- Nos países de Constituição rígida, que tem um processo de difícil alteração, vigora o princípio da supremacia da Constituição, existindo por isso, o controle de constitucionalidade.
- Não há que se falar em controle de constitucionalidade em países de constituição flexível.
- O Princípio da Supremacia Constitucional traz a idéia de que a constituição é soberana dentro do ordenamento jurídico, ou seja, todas as outras normas jurídicas existentes no país devem se submeter à Constituição.
- Entende-se desta maneira a Constituição como a lei das leis, e por isso não pode ser admitida qualquer ato contrário às suas idéias.
- Submetem-se ao referido princípio todos os atos jurisdicionais ou não, administrativos, praticados por particulares ou pela Administração. "Sabemos que a supremacia da ordem constitucional traduz princípio essencial que deriva em nosso sistema de direito positivo, do caráter eminentemente rígido de que se revestem as normas inscritas no estatuto fundamental.

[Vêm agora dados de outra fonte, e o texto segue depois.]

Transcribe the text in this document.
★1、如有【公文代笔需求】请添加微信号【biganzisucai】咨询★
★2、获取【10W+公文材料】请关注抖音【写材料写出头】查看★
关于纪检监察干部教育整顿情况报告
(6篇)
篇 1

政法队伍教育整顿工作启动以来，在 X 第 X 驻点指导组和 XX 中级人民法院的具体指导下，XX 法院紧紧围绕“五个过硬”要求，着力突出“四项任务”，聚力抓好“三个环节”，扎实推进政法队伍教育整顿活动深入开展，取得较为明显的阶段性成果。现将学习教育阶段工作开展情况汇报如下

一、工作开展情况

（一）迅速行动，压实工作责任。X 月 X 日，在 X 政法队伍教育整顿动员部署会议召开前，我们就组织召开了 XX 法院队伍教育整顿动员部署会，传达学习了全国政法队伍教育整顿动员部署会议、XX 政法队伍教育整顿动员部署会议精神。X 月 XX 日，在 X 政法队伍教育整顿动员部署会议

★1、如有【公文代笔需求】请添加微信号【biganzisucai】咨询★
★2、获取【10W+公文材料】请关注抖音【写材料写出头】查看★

Nesse contexto, em que a autoridade normativa da Constituição assume decisivo poder de ordenação e de conformação da atividade estatal – que nela passa a ter o fundamento de sua própria existência, validade e eficácia -, nenhum ato de Governo (Legislativo, Executivo e Judiciário) poderá contrariar-lhe os princípios ou transgredir-lhes os preceitos, sob pena de o comportamento dos órgãos do Estado incidir em absoluta desvalia jurídica" (STF, ADIn 2.215 – MC/PE, Rel. Min. Celso de Mello, j. em 17-04-2001).
- Por esta lógica, nenhum tratado ou convenção internacional terá valor no Brasil caso contrarie e Constituição.
- Para existência de um efetivo controle de constitucionalidade, é necessário que o próprio texto constitucional estipule um mecanismo de fiscalização referente à validade das leis.